11 comments on “Miscellany № 14

    1. Comment posted by Keith Houston on

      Hi Jonathan,

      That’s quite possible. I wonder, though, how many Internet users would still claim a “hackish” background? Perhaps the prevalence of international users for whom English is a second language might also skew things.

  1. Comment posted by diane on

    Keith,
    It may be out of your range, but have you considered punctuation in media other than print?
    Reading your blog got me wondering about things like braille, and hand-signing, and of course Borges’ marvellous vocal punctuation ~ though I don’t expect the last would apply.

    1. Comment posted by Keith Houston on

      Hi Diane,

      That’s an interesting idea. I’ll have to have a look into it! Thanks for the comment.

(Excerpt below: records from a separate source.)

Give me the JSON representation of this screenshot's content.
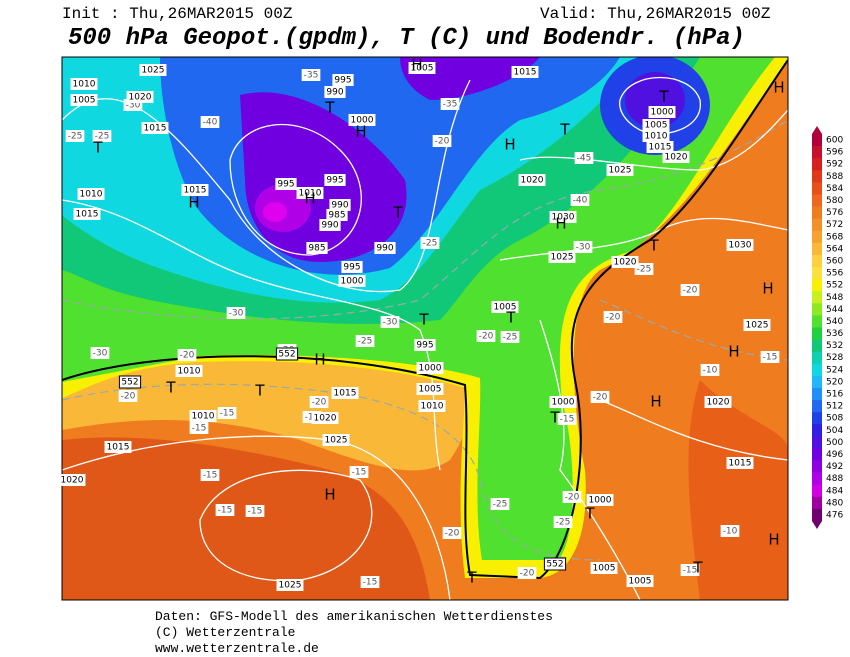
{
  "header": {
    "init": "Init : Thu,26MAR2015 00Z",
    "valid": "Valid: Thu,26MAR2015 00Z",
    "title": "500 hPa Geopot.(gpdm), T (C) und Bodendr. (hPa)"
  },
  "map": {
    "pressure_labels": [
      1010,
      1005,
      1025,
      1020,
      1015,
      995,
      990,
      1000,
      1005,
      1015,
      1000,
      1005,
      1010,
      1015,
      1020,
      1025,
      1020,
      1030,
      1025,
      1020,
      1030,
      1025,
      1010,
      1015,
      1015,
      995,
      1010,
      995,
      990,
      985,
      990,
      985,
      990,
      995,
      1000,
      1005,
      995,
      1000,
      1005,
      1010,
      1015,
      1010,
      1010,
      1020,
      1025,
      1015,
      1020,
      1000,
      1000,
      1005,
      1005,
      1025,
      1020,
      1015
    ],
    "temperature_labels": [
      "-30",
      "-25",
      "-25",
      "-40",
      "-35",
      "-35",
      "-20",
      "-45",
      "-40",
      "-30",
      "-25",
      "-30",
      "-30",
      "-25",
      "-20",
      "-25",
      "-30",
      "-20",
      "-20",
      "-20",
      "-15",
      "-15",
      "-15",
      "-20",
      "-15",
      "-15",
      "-15",
      "-15",
      "-20",
      "-25",
      "-20",
      "-25",
      "-20",
      "-15",
      "-20",
      "-20",
      "-25",
      "-15",
      "-10",
      "-10",
      "-15",
      "-20",
      "-15"
    ],
    "contour_labels": [
      552,
      552,
      552
    ],
    "pressure_centers": [
      "T",
      "H",
      "T",
      "H",
      "H",
      "T",
      "H",
      "H",
      "T",
      "T",
      "H",
      "H",
      "T",
      "T",
      "T",
      "H",
      "T",
      "T",
      "T",
      "H",
      "H",
      "H",
      "H",
      "T",
      "T",
      "T",
      "H"
    ]
  },
  "colorbar": {
    "levels": [
      600,
      596,
      592,
      588,
      584,
      580,
      576,
      572,
      568,
      564,
      560,
      556,
      552,
      548,
      544,
      540,
      536,
      532,
      528,
      524,
      520,
      516,
      512,
      508,
      504,
      500,
      496,
      492,
      488,
      484,
      480,
      476
    ],
    "colors": [
      "#b0003a",
      "#c8102e",
      "#d42020",
      "#e03818",
      "#e85018",
      "#ee6820",
      "#f07c20",
      "#f49028",
      "#f8a030",
      "#fab838",
      "#fcd040",
      "#fce040",
      "#f8f000",
      "#c8f020",
      "#90e820",
      "#50e030",
      "#20d040",
      "#10c878",
      "#10d0b0",
      "#10d8e0",
      "#20b8f8",
      "#2090f8",
      "#2068f0",
      "#2040e8",
      "#3020e0",
      "#5010e0",
      "#7000e0",
      "#9000e0",
      "#b000e8",
      "#d000e0",
      "#a000a0",
      "#700070"
    ]
  },
  "footer": {
    "lines": [
      "Daten: GFS-Modell des amerikanischen Wetterdienstes",
      "(C) Wetterzentrale",
      "www.wetterzentrale.de"
    ]
  }
}
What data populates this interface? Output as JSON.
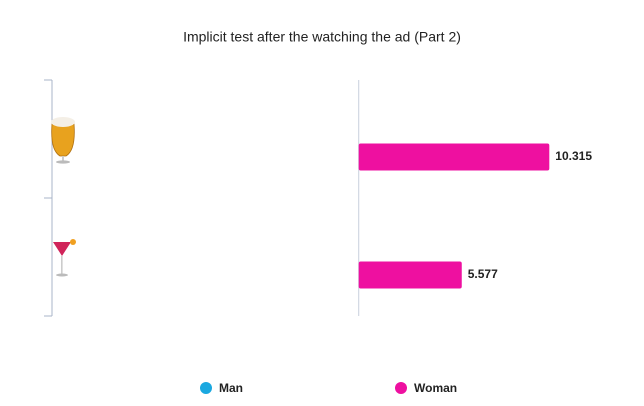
{
  "chart_data": {
    "type": "bar",
    "orientation": "horizontal",
    "title": "Implicit test after the watching the ad (Part 2)",
    "categories": [
      null,
      null
    ],
    "series": [
      {
        "name": "Man",
        "color": "#1aa8e0",
        "values": [
          null,
          null
        ]
      },
      {
        "name": "Woman",
        "color": "#ee10a0",
        "values": [
          10.315,
          5.577
        ]
      }
    ],
    "xlim": [
      -16.6,
      13.6
    ],
    "legend": "bottom"
  }
}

  2. Comment posted by Nick Sherman on

    One point that Jen Doll overlooked about the “Symbol for an Obscenity” is that there is a word for it: grawlix. It was formalized by Mort Walker (of Beetle Bailey fame) in his “Lexicon of Comicana”.

    1. Comment posted by Keith Houston on

      Hi Nick,

      Thanks for that. A little light searching reveals the alternative term “obscenicons” — a worthy competitor for “grawlix”, I think.

    2. Comment posted by Marae on

      I’ve also heard it called profanitype.

    3. Comment posted by Keith Houston on

      Indeed! Lots of similar suggestions at this StackExchange question too: “maledicta”, “depletives” (a neologism formed from “deleted expletives” according to its creator), and “swear symbols”, among others.

      Thanks for the comment!

  3. Comment posted by plumpy on

    I definitely know people who say “hashtag”. But it’s a reference to twitter, so it makes sense to use the terminology of the site.

  4. Comment posted by Drew Mackie on

    Yeah, I’ve heard the spoken “hashtag,” a la Twitter, as Plumpy says. It’s usually used ironically, but it’s very Diablo Cody and very jarring.

    1. Comment posted by Keith Houston on

      Hi Plumpy, Drew — thanks for the corroboration. I await my first spoken “hashtag” with slightly less trepidation.